Article 2 : L’exécution de la décision implicite de rejet née du silence gardé pendant deux mois par le président du conseil départemental de Seine-et-Marne sur la demande de M. A tendant à la poursuite temporaire de la prise en charge de celui-ci par le service de l’aide sociale à l’enfance du département dans le cadre d’un contrat jeune majeur est suspendue.
Article 3 : Il est enjoint au président du conseil départemental de Seine-et-Marne, d’une part, de statuer à nouveau après nouvelle instruction, dans un délai de quinze jours à compter de la notification de la présente ordonnance, sur la demande de M. A tendant à la poursuite temporaire de la prise en charge de celui-ci par le service de l’aide sociale à l’enfance du département dans le cadre d’un contrat jeune majeur, d’autre part, de procurer en attendant à l’intéressé, dès la notification de la présente ordonnance, une solution d’hébergement adaptée à sa situation ainsi qu’une prise en charge des besoins alimentaires sanitaires et médicaux.

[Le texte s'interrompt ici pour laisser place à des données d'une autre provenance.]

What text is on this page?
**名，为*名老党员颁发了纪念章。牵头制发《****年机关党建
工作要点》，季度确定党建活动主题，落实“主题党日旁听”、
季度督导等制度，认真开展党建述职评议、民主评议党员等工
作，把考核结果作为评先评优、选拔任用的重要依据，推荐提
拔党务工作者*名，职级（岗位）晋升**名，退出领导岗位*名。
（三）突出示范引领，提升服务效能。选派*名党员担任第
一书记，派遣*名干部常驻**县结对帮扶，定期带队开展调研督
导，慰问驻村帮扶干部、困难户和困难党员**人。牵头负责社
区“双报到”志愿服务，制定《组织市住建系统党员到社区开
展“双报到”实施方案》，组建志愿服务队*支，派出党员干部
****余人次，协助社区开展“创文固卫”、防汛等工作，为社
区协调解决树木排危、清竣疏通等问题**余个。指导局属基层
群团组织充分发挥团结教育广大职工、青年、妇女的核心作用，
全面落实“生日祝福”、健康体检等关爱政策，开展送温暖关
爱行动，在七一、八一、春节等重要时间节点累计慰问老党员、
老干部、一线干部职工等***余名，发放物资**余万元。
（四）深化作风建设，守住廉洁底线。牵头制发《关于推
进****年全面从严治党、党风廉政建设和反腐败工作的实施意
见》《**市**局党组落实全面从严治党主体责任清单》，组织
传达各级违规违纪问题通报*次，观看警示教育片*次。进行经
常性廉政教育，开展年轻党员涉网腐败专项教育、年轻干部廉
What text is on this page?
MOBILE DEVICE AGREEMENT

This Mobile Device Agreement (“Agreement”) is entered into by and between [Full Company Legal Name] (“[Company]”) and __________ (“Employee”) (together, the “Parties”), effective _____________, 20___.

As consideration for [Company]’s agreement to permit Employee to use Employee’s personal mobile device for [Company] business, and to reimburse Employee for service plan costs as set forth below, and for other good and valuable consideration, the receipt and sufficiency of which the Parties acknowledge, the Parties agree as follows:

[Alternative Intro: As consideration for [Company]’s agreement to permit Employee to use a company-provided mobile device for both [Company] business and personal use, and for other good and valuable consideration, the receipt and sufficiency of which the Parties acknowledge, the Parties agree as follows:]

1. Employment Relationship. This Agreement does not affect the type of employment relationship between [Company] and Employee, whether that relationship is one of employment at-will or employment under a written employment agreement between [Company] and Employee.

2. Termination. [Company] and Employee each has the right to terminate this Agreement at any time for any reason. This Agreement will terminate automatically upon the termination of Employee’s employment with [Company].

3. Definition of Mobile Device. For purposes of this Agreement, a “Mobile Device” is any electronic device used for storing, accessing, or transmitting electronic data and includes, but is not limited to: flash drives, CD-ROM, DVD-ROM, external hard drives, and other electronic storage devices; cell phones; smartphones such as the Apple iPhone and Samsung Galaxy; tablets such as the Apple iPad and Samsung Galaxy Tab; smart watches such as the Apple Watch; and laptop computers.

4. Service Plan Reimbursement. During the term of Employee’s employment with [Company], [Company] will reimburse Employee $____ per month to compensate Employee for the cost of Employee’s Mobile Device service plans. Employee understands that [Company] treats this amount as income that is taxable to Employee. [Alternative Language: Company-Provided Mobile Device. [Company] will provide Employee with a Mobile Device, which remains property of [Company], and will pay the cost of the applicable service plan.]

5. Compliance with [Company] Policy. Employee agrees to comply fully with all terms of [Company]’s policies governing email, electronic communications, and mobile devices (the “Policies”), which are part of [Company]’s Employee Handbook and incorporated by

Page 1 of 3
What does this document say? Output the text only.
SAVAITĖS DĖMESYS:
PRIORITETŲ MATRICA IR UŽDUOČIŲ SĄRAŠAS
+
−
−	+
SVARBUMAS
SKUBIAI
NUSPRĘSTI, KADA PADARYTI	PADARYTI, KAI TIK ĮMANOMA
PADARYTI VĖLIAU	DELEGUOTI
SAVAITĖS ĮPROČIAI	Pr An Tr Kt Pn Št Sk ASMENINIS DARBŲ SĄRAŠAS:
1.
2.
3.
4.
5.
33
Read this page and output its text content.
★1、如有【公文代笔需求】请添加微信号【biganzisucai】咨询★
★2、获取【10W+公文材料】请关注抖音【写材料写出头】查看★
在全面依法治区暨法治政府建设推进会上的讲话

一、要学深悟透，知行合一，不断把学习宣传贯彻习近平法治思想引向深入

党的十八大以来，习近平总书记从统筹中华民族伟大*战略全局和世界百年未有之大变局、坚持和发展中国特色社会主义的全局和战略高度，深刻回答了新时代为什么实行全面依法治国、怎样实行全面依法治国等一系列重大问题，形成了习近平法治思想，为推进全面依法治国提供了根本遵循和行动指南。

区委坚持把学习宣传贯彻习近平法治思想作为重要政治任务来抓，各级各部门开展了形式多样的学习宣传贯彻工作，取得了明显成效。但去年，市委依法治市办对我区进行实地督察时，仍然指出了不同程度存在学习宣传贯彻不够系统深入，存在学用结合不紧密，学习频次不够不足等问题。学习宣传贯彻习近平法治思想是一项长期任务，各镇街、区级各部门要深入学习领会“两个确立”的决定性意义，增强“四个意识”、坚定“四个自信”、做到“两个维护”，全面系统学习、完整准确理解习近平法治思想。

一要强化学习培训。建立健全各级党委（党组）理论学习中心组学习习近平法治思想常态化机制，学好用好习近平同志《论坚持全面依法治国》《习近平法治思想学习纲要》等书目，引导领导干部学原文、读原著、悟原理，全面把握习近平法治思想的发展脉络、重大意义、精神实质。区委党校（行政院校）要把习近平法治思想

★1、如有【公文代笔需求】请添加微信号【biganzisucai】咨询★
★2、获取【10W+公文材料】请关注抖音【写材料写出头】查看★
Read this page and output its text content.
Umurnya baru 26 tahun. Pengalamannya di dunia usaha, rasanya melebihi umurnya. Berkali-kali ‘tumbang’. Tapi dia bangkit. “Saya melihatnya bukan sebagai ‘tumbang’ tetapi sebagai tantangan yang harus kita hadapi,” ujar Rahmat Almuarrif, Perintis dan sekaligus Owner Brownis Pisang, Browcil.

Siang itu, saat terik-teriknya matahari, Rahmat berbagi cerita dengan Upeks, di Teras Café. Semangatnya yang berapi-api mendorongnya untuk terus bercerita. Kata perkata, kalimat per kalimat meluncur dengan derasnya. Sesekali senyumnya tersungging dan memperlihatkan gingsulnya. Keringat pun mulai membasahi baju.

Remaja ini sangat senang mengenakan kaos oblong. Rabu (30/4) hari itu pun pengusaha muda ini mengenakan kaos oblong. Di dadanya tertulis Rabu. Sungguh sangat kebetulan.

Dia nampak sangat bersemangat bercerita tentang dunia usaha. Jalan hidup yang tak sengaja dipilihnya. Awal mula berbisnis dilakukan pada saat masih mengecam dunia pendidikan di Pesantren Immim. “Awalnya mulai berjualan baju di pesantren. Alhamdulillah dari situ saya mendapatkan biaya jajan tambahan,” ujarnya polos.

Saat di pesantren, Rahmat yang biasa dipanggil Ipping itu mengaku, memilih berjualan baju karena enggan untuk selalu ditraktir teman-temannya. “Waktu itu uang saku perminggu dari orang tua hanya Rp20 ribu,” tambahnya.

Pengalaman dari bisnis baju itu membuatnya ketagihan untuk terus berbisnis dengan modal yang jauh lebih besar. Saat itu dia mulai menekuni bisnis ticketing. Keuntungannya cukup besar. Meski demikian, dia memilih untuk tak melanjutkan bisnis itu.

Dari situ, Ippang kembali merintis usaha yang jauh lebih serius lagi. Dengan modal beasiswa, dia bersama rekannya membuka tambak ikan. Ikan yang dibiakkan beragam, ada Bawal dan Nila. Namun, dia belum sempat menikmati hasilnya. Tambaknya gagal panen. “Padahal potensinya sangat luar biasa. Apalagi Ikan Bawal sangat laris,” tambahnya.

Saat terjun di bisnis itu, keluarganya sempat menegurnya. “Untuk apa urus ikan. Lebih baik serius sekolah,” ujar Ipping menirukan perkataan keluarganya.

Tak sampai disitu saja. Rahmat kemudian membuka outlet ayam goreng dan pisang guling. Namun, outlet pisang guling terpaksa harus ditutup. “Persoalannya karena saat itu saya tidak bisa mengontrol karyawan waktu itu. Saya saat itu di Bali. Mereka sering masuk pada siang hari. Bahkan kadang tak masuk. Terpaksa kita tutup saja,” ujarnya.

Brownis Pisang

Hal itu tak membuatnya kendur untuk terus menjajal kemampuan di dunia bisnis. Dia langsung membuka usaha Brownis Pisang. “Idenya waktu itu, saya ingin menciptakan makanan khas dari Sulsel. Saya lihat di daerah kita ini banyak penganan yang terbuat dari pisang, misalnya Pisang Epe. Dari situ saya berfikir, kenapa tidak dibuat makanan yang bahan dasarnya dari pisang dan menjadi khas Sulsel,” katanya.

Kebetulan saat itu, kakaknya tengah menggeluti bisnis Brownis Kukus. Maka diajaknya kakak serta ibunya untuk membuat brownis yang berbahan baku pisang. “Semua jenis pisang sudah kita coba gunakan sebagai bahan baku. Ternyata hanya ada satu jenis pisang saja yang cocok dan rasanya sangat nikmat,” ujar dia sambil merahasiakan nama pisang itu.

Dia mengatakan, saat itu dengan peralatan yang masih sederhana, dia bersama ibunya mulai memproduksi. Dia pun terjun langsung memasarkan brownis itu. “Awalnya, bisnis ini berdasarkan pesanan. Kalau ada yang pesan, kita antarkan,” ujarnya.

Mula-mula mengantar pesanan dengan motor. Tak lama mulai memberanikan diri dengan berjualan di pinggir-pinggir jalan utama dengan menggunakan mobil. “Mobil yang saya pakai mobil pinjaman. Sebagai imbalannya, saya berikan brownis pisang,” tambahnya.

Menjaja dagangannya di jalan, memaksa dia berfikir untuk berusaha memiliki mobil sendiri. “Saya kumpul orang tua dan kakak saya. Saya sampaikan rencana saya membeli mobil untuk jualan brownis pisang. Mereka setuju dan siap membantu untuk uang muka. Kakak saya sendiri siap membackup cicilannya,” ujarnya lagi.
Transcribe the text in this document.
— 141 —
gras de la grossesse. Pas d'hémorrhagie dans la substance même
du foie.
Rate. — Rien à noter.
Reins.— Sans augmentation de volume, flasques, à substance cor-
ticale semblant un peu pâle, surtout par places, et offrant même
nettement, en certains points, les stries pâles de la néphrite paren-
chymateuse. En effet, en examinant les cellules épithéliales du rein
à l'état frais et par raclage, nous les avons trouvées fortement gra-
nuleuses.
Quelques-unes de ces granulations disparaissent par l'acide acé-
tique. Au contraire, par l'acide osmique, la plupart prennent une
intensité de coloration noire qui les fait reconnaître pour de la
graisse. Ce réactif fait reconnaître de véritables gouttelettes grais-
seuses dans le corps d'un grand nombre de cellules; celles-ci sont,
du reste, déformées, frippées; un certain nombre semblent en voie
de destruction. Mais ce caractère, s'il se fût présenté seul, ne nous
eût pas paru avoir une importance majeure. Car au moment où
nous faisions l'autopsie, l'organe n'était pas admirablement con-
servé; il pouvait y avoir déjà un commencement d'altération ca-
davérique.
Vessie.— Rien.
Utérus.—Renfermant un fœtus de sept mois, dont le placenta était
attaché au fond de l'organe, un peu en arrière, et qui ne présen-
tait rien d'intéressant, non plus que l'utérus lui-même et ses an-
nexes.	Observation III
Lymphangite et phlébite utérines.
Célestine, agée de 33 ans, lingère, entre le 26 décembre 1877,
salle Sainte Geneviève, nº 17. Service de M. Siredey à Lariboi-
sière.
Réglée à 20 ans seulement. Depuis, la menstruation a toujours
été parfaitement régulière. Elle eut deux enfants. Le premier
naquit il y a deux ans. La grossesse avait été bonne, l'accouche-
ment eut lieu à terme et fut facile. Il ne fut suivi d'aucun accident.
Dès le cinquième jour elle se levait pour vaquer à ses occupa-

Article 4 : Le département de Seine-et-Marne versera une somme de 1 200 euros à Me Desenlis au titre de l’article 37 de la loi du 10 juillet 1991, sous réserve de l’admission définitive à l’aide juridictionnelle de M. A.
Article 5 : Les conclusions de la requête de M. A sont rejetées pour le surplus.
Article 6 : La présente ordonnance sera notifiée à M. B A et au département de
Seine-et-Marne ainsi qu’à Me Desenlis.
Fait à Melun, le 20 mai 2025.
Le juge des référés,La greffière,
Signé : P. ZanellaSigné : S. Aubret
La République mande et ordonne au préfet de Seine-et-Marne en ce qui le concerne ou à tous commissaires de justice à ce requis en ce qui concerne les voies de droit commun contre les parties privées, de pourvoir à l’exécution de la présente décision.